While these students may see their parent at school, they are not being taught directly by them. However, having their own parent as a teacher is not unheard of. For instance, freshman Evan Metcalf’s mother holds the position of both his mom and math teacher. Nonetheless, Metcalf  does not let this faze him. Even though he’s only been at the same school as his mom for around four months, he says it feels normal for her to be a teacher here.

“In class, I talk to her casually like she’s my mom. I tried to talk to her like my teacher but it didn’t work,” he said.

Some parents encourage their children to pursue the same career that they have, but surprisingly, the Metcalfs have different ideas for Evan’s future.

“I’m good at math because (my mom) is a math teacher, but she wants me to be a doctor and my dad wants me to be an engineer,” Metcalf said about his future professions.

Senior Karina Anderson also is choosing a different path for herself, instead of being an English teacher like her mom; she wants to be a sports psychologist.

“She can’t really influence that.

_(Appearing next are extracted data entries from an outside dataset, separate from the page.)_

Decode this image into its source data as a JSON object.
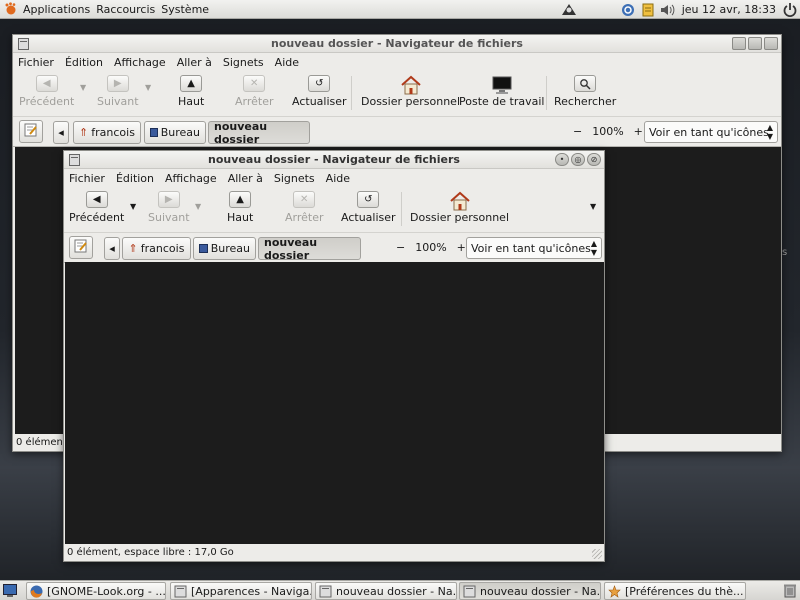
{
  "top_panel": {
    "menus": [
      "Applications",
      "Raccourcis",
      "Système"
    ],
    "clock": "jeu 12 avr, 18:33"
  },
  "back_window": {
    "title": "nouveau dossier - Navigateur de fichiers",
    "menus": [
      "Fichier",
      "Édition",
      "Affichage",
      "Aller à",
      "Signets",
      "Aide"
    ],
    "toolbar": {
      "back": "Précédent",
      "forward": "Suivant",
      "up": "Haut",
      "stop": "Arrêter",
      "reload": "Actualiser",
      "home": "Dossier personnel",
      "computer": "Poste de travail",
      "search": "Rechercher"
    },
    "path": [
      "francois",
      "Bureau",
      "nouveau dossier"
    ],
    "zoom": "100%",
    "view_mode": "Voir en tant qu'icônes",
    "status": "0 élémen"
  },
  "front_window": {
    "title": "nouveau dossier - Navigateur de fichiers",
    "menus": [
      "Fichier",
      "Édition",
      "Affichage",
      "Aller à",
      "Signets",
      "Aide"
    ],
    "toolbar": {
      "back": "Précédent",
      "forward": "Suivant",
      "up": "Haut",
      "stop": "Arrêter",
      "reload": "Actualiser",
      "home": "Dossier personnel"
    },
    "path": [
      "francois",
      "Bureau",
      "nouveau dossier"
    ],
    "zoom": "100%",
    "view_mode": "Voir en tant qu'icônes",
    "status": "0 élément, espace libre : 17,0 Go"
  },
  "taskbar": {
    "tasks": [
      "[GNOME-Look.org - ...",
      "[Apparences - Naviga...",
      "nouveau dossier - Na...",
      "nouveau dossier - Na...",
      "[Préférences du thè..."
    ]
  },
  "desktop": {
    "edge_text": "s"
  },
  "colors": {
    "panel": "#dcdcd8",
    "window": "#edece9",
    "content": "#1c1c1c",
    "desktop": "#22262c"
  }
}
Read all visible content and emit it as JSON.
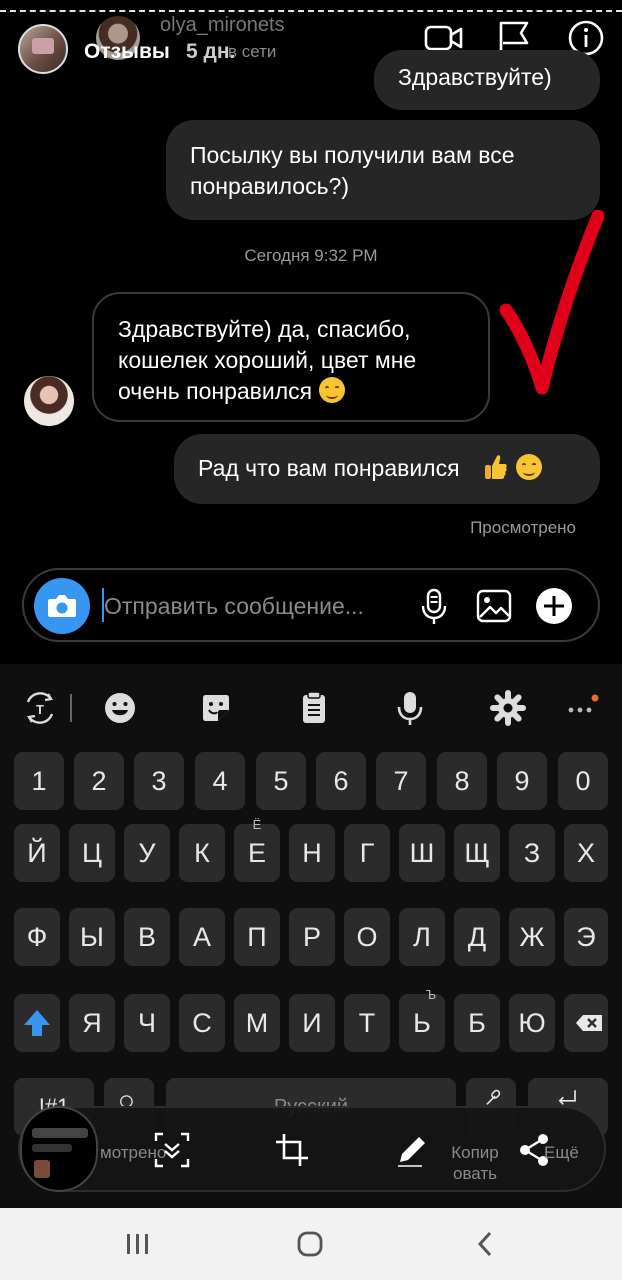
{
  "story_header": {
    "title": "Отзывы",
    "time": "5 дн."
  },
  "chat_header": {
    "username": "olya_mironets",
    "status": "в сети"
  },
  "messages": [
    {
      "direction": "outgoing",
      "text": "Здравствуйте)"
    },
    {
      "direction": "outgoing",
      "text": "Посылку вы получили вам все понравилось?)"
    },
    {
      "direction": "incoming",
      "text": "Здравствуйте) да, спасибо, кошелек хороший, цвет мне очень понравился"
    },
    {
      "direction": "outgoing",
      "text": "Рад что вам понравился"
    }
  ],
  "timestamp": "Сегодня 9:32 PM",
  "seen_label": "Просмотрено",
  "composer": {
    "placeholder": "Отправить сообщение..."
  },
  "keyboard": {
    "rows": [
      [
        "1",
        "2",
        "3",
        "4",
        "5",
        "6",
        "7",
        "8",
        "9",
        "0"
      ],
      [
        "Й",
        "Ц",
        "У",
        "К",
        "Е",
        "Н",
        "Г",
        "Ш",
        "Щ",
        "З",
        "Х"
      ],
      [
        "Ф",
        "Ы",
        "В",
        "А",
        "П",
        "Р",
        "О",
        "Л",
        "Д",
        "Ж",
        "Э"
      ],
      [
        "Я",
        "Ч",
        "С",
        "М",
        "И",
        "Т",
        "Ь",
        "Б",
        "Ю"
      ]
    ],
    "alt_e": "Ё",
    "alt_soft": "Ъ",
    "symbols_key": "!#1",
    "comma": ",",
    "space_label": "Русский"
  },
  "screenshot_toolbar": {
    "left_label": "мотрено",
    "copy_label_line1": "Копир",
    "copy_label_line2": "овать",
    "more_label": "Ещё"
  },
  "colors": {
    "accent_blue": "#3797f0",
    "bubble_outgoing": "#262626",
    "checkmark_red": "#e0001a"
  }
}
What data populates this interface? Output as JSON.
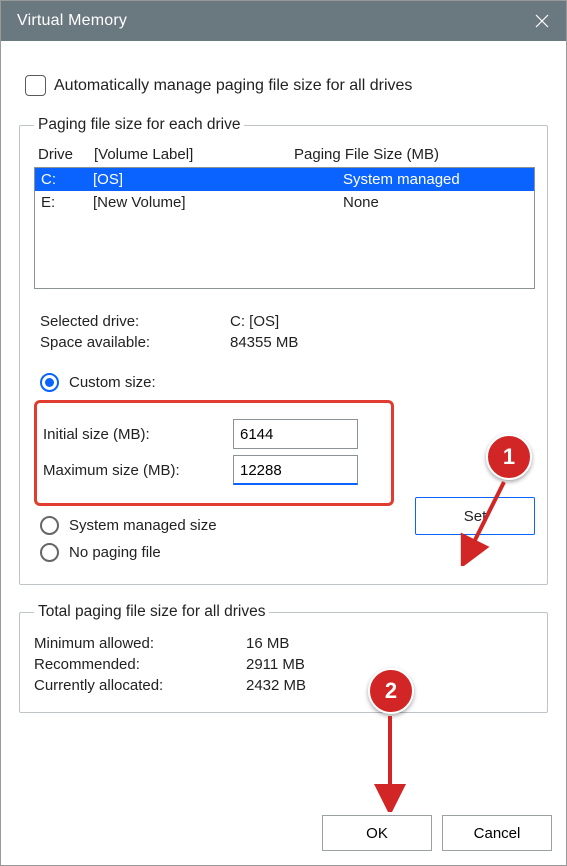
{
  "title": "Virtual Memory",
  "auto_manage_label": "Automatically manage paging file size for all drives",
  "fs1_legend": "Paging file size for each drive",
  "headers": {
    "drive": "Drive",
    "vol": "[Volume Label]",
    "pfs": "Paging File Size (MB)"
  },
  "drives": [
    {
      "d": "C:",
      "vol": "[OS]",
      "pfs": "System managed"
    },
    {
      "d": "E:",
      "vol": "[New Volume]",
      "pfs": "None"
    }
  ],
  "selected_drive_label": "Selected drive:",
  "selected_drive_value": "C:  [OS]",
  "space_label": "Space available:",
  "space_value": "84355 MB",
  "radio_custom": "Custom size:",
  "initial_label": "Initial size (MB):",
  "initial_value": "6144",
  "max_label": "Maximum size (MB):",
  "max_value": "12288",
  "radio_system": "System managed size",
  "radio_none": "No paging file",
  "set_btn": "Set",
  "fs2_legend": "Total paging file size for all drives",
  "min_label": "Minimum allowed:",
  "min_value": "16 MB",
  "rec_label": "Recommended:",
  "rec_value": "2911 MB",
  "cur_label": "Currently allocated:",
  "cur_value": "2432 MB",
  "ok_btn": "OK",
  "cancel_btn": "Cancel",
  "badge1": "1",
  "badge2": "2"
}
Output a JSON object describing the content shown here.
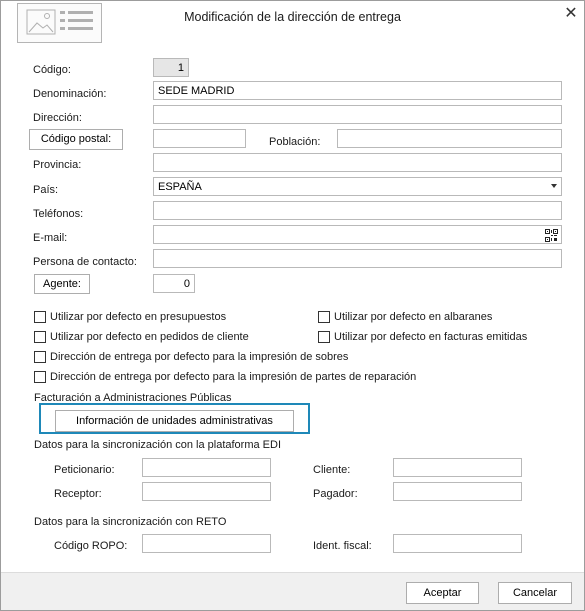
{
  "window": {
    "title": "Modificación de la dirección de entrega",
    "close_glyph": "✕"
  },
  "form": {
    "codigo_label": "Código:",
    "codigo_value": "1",
    "denominacion_label": "Denominación:",
    "denominacion_value": "SEDE MADRID",
    "direccion_label": "Dirección:",
    "direccion_value": "",
    "codigo_postal_button": "Código postal:",
    "codigo_postal_value": "",
    "poblacion_label": "Población:",
    "poblacion_value": "",
    "provincia_label": "Provincia:",
    "provincia_value": "",
    "pais_label": "País:",
    "pais_value": "ESPAÑA",
    "telefonos_label": "Teléfonos:",
    "telefonos_value": "",
    "email_label": "E-mail:",
    "email_value": "",
    "contacto_label": "Persona de contacto:",
    "contacto_value": "",
    "agente_button": "Agente:",
    "agente_value": "0"
  },
  "checkboxes": {
    "presupuestos": "Utilizar por defecto en presupuestos",
    "albaranes": "Utilizar por defecto en albaranes",
    "pedidos": "Utilizar por defecto en pedidos de cliente",
    "facturas": "Utilizar por defecto en facturas emitidas",
    "sobres": "Dirección de entrega por defecto para la impresión de sobres",
    "partes": "Dirección de entrega por defecto para la impresión de partes de reparación"
  },
  "admin": {
    "section_label": "Facturación a Administraciones Públicas",
    "button_label": "Información de unidades administrativas"
  },
  "edi": {
    "section_label": "Datos para la sincronización con la plataforma EDI",
    "peticionario_label": "Peticionario:",
    "cliente_label": "Cliente:",
    "receptor_label": "Receptor:",
    "pagador_label": "Pagador:"
  },
  "reto": {
    "section_label": "Datos para la sincronización con RETO",
    "ropo_label": "Código ROPO:",
    "ident_label": "Ident. fiscal:"
  },
  "footer": {
    "accept_label": "Aceptar",
    "cancel_label": "Cancelar"
  },
  "colors": {
    "focus_border": "#1e88b8",
    "readonly_field": "#e6e6e6"
  },
  "icons": {
    "logo": "address-card-icon",
    "close": "close-icon",
    "dropdown": "chevron-down-icon",
    "email": "qr-code-icon"
  }
}
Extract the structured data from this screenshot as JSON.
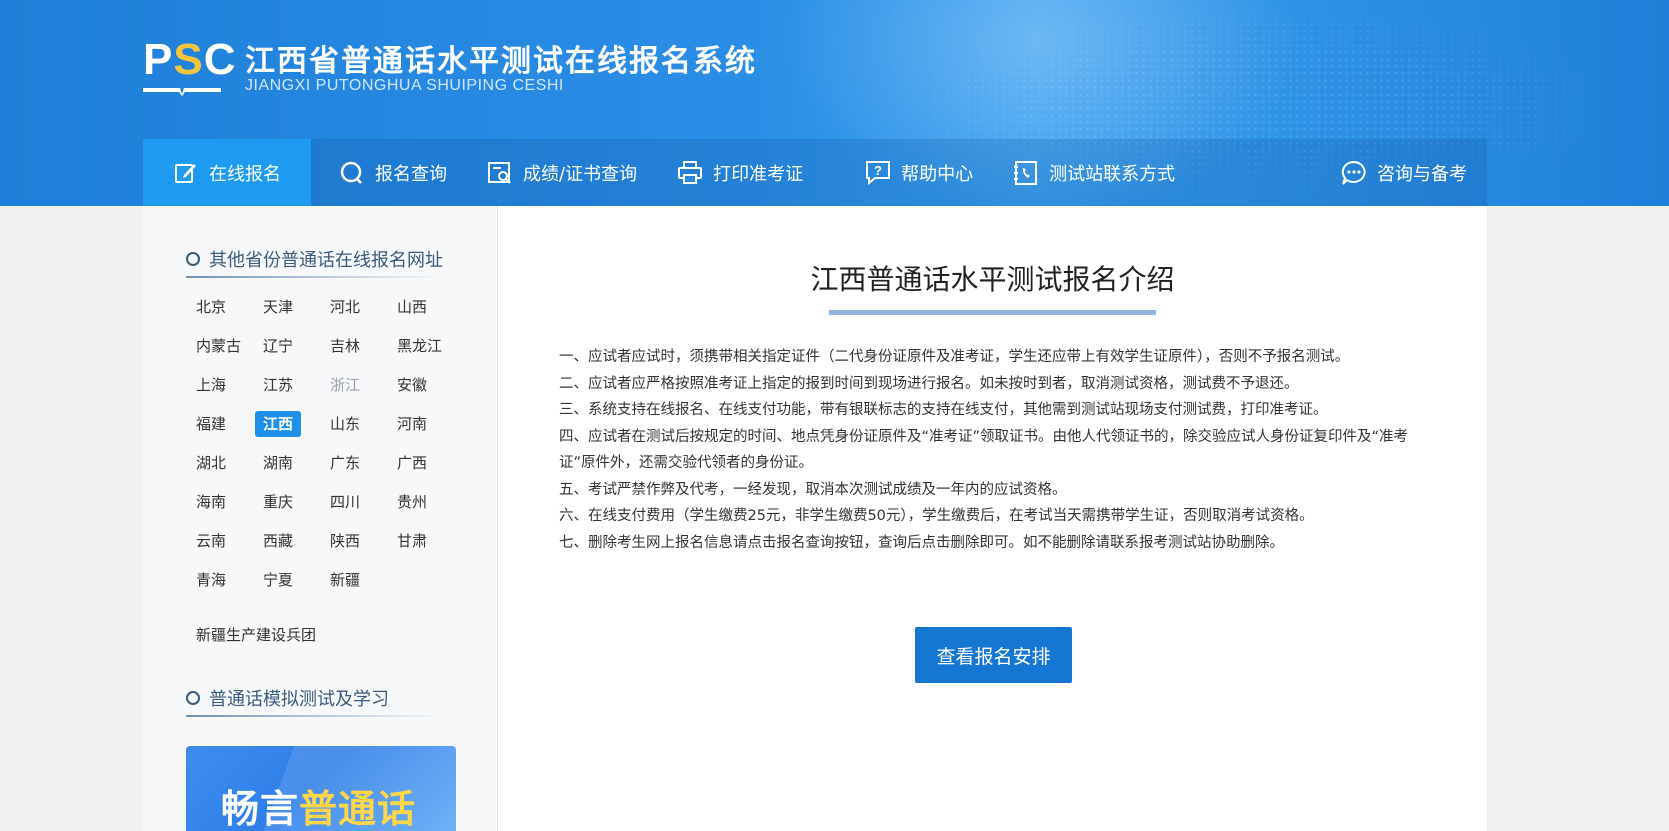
{
  "header": {
    "logo_text": "PSC",
    "title": "江西省普通话水平测试在线报名系统",
    "subtitle": "JIANGXI PUTONGHUA SHUIPING CESHI"
  },
  "nav": {
    "items": [
      {
        "label": "在线报名",
        "icon": "edit-icon"
      },
      {
        "label": "报名查询",
        "icon": "search-icon"
      },
      {
        "label": "成绩/证书查询",
        "icon": "certificate-search-icon"
      },
      {
        "label": "打印准考证",
        "icon": "printer-icon"
      },
      {
        "label": "帮助中心",
        "icon": "help-icon"
      },
      {
        "label": "测试站联系方式",
        "icon": "phone-book-icon"
      },
      {
        "label": "咨询与备考",
        "icon": "chat-icon"
      }
    ]
  },
  "sidebar": {
    "provinces_title": "其他省份普通话在线报名网址",
    "provinces": [
      "北京",
      "天津",
      "河北",
      "山西",
      "内蒙古",
      "辽宁",
      "吉林",
      "黑龙江",
      "上海",
      "江苏",
      "浙江",
      "安徽",
      "福建",
      "江西",
      "山东",
      "河南",
      "湖北",
      "湖南",
      "广东",
      "广西",
      "海南",
      "重庆",
      "四川",
      "贵州",
      "云南",
      "西藏",
      "陕西",
      "甘肃",
      "青海",
      "宁夏",
      "新疆"
    ],
    "active_province": "江西",
    "muted_province": "浙江",
    "extra": "新疆生产建设兵团",
    "study_title": "普通话模拟测试及学习",
    "banner_text_a": "畅言",
    "banner_text_b": "普通话"
  },
  "content": {
    "title": "江西普通话水平测试报名介绍",
    "rules": [
      "一、应试者应试时，须携带相关指定证件（二代身份证原件及准考证，学生还应带上有效学生证原件），否则不予报名测试。",
      "二、应试者应严格按照准考证上指定的报到时间到现场进行报名。如未按时到者，取消测试资格，测试费不予退还。",
      "三、系统支持在线报名、在线支付功能，带有银联标志的支持在线支付，其他需到测试站现场支付测试费，打印准考证。",
      "四、应试者在测试后按规定的时间、地点凭身份证原件及“准考证”领取证书。由他人代领证书的，除交验应试人身份证复印件及“准考证”原件外，还需交验代领者的身份证。",
      "五、考试严禁作弊及代考，一经发现，取消本次测试成绩及一年内的应试资格。",
      "六、在线支付费用（学生缴费25元，非学生缴费50元），学生缴费后，在考试当天需携带学生证，否则取消考试资格。",
      "七、删除考生网上报名信息请点击报名查询按钮，查询后点击删除即可。如不能删除请联系报考测试站协助删除。"
    ],
    "button_label": "查看报名安排"
  },
  "colors": {
    "header_blue": "#1f7fd8",
    "nav_active": "#1e9af0",
    "button_blue": "#1677d2",
    "logo_yellow": "#f2c53d"
  }
}
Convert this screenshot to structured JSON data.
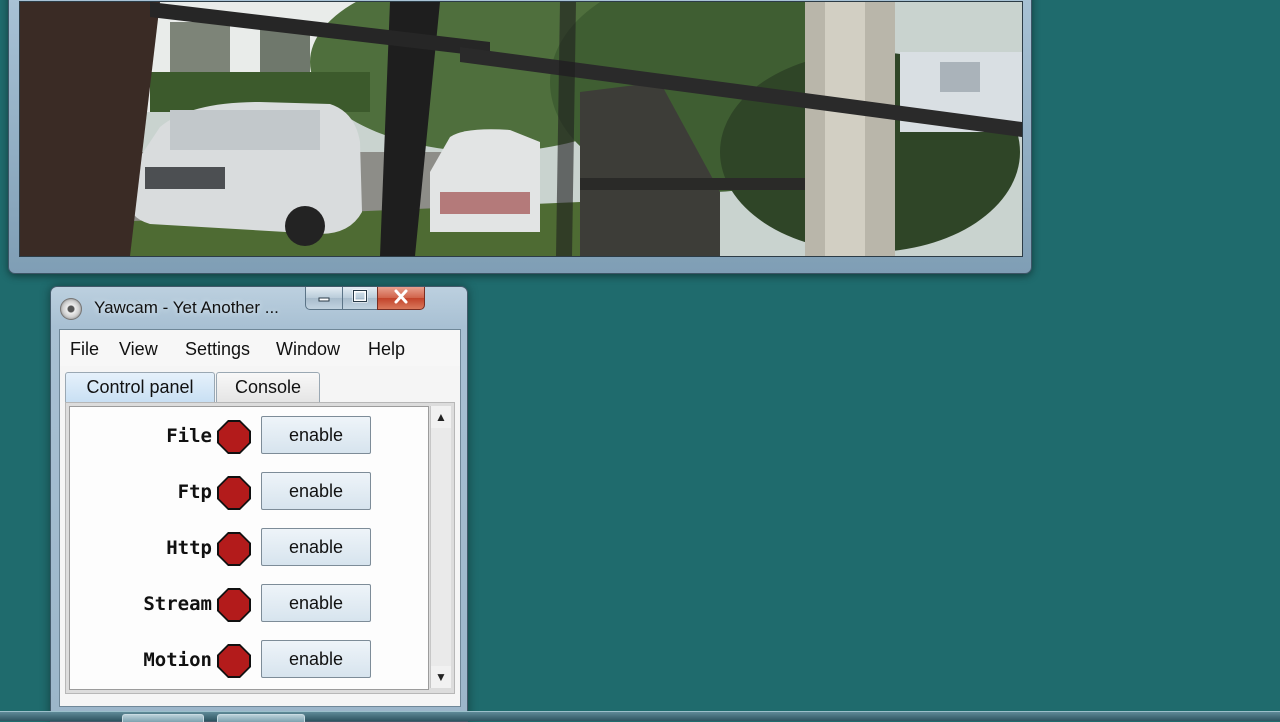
{
  "window": {
    "title": "Yawcam - Yet Another ...",
    "icon": "webcam-icon",
    "controls": {
      "minimize": "minimize-icon",
      "maximize": "maximize-icon",
      "close": "close-icon"
    }
  },
  "menu": [
    "File",
    "View",
    "Settings",
    "Window",
    "Help"
  ],
  "tabs": [
    {
      "label": "Control panel",
      "selected": true
    },
    {
      "label": "Console",
      "selected": false
    }
  ],
  "control_panel": {
    "rows": [
      {
        "label": "File",
        "status": "disabled",
        "button": "enable"
      },
      {
        "label": "Ftp",
        "status": "disabled",
        "button": "enable"
      },
      {
        "label": "Http",
        "status": "disabled",
        "button": "enable"
      },
      {
        "label": "Stream",
        "status": "disabled",
        "button": "enable"
      },
      {
        "label": "Motion",
        "status": "disabled",
        "button": "enable"
      }
    ],
    "status_color": "#b31b1b"
  },
  "colors": {
    "desktop": "#1f6b6d",
    "status_off": "#b31b1b"
  }
}
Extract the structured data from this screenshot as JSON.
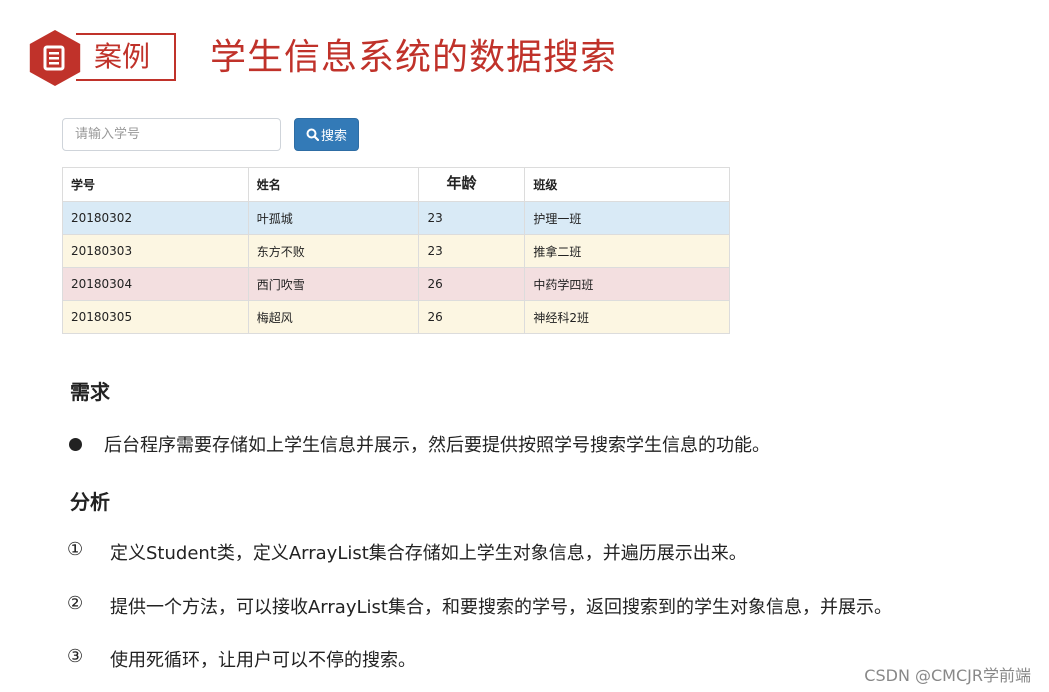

She doesn’t get to pick the classes I take or anything like that. She obviously would never want to have me in her class, because she said she would grade me harder than all the other kids,” Anderson said.

But she understands where her mother is coming from, especially when her mom checks up on her with her teachers, and says she knows her mom only does it because she cares. Anderson also believes that this understanding has improved since going to the same school as her mom.

“I think we’ve gotten a lot closer, actually, over the past four years, especially since I started to come here as a freshman, mostly because we can actually talk about things that are occurring in both of our lives,” Anderson said.

Even with having both the responsibilities of being a teacher and a parent, teachers treat their students’ education and the students themselves as a priority, much like they do for their own children at home.

“She cares as much for her students and helping them do good in school as she cares for me and my brother and everything that we did,” said Magnante.